Paula Lindenberg, CEO of Diageo: “I do not need to be proper, I need to achieve success”
Paula Lindenberg is president in Brazil of Diageo, the largest manufacturer of distilled beverages in the world
“I don’t want to be right, I want to be successful”, says Paula Lindenberg about building a corporate culture in which employees are curious and daring – even to disagree. “I need a team that makes us think differently, that brings new alternatives, that leads to better decisions.” Paula is on the Forbes list of the best CEOs of 2022.
In nine months as president of Diageo in Brazil, the executive, coming from Ambev for 20 years, says she has already revised some of her concepts about distillates. She bet, for example, that the ready to drink, like Smirnoff Ice, were the great way to recruit beer consumers. But she was convinced by the team that there were more profitable options, such as cocktails, and this led to the launch of Johnnie Blonde, a whiskey aimed at use in cocktails.
The goals for the Brazilian operation are high. “We have the financial ambition of more than doubling the company by 2026”, says Paula. In the last fiscal year, which ended in June, net sales in the PUB region (Paraguay, Uruguay and Brazil) grew 36%, driven mainly by Brazilian numbers, up 32%. “We also gained share both in distillates and in total alcohol and in the whiskey, vodka, gin, ready-to-drink categories.
drink and cachaça.”
Paula joined Diageo in January 2022 to lead the PUB region, but since July, she has focused only on Brazil. Leaving the position of president for the United Kingdom, Ireland and Spain at Anheuser-Busch InBev came from the desire to return from London to São Paulo and bring stability to her daughters, aged 15 and 12 years.

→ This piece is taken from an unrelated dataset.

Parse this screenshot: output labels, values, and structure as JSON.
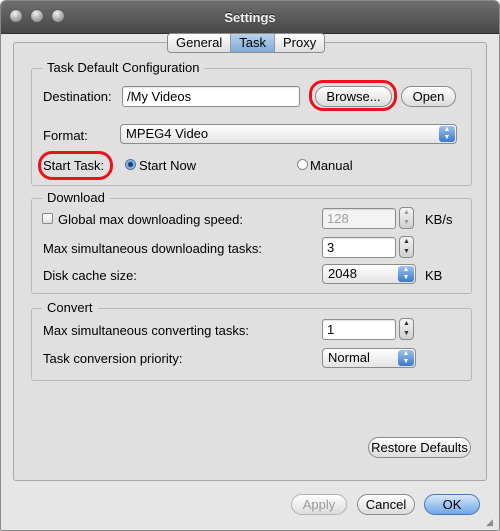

Within the brewery group, the São Paulo native had already led the global insights area in New York and, between 2015 and 2018, assumed the vice-presidency of marketing in Brazil. “I was the first woman to be vice-president of Ambev”, she says. “What I am most proud of during this period was the work to fight the stereotype that beer had created around women.” It started with the making of new posters for Skol by a team of illustrators and led the company to assume the commitment to no longer make commercials with bikini models. “I understood that my job was bigger than selling beer. It was touching culture. It’s a blessing to have brands that can generate conversation.”
These are conversations that she now says she is having at Diageo, where she has already found a more mature environment in relation to issues such as diversity, with paternity and maternity leave of six months and 50% of women in leadership positions. “But then again, we have brands that are much bigger than alcohol. Johnny Walker has a positioning that is ‘keep walking’. After two years of the pandemic, in a time of war, maybe there’s nothing people need more than ‘keep walking’.”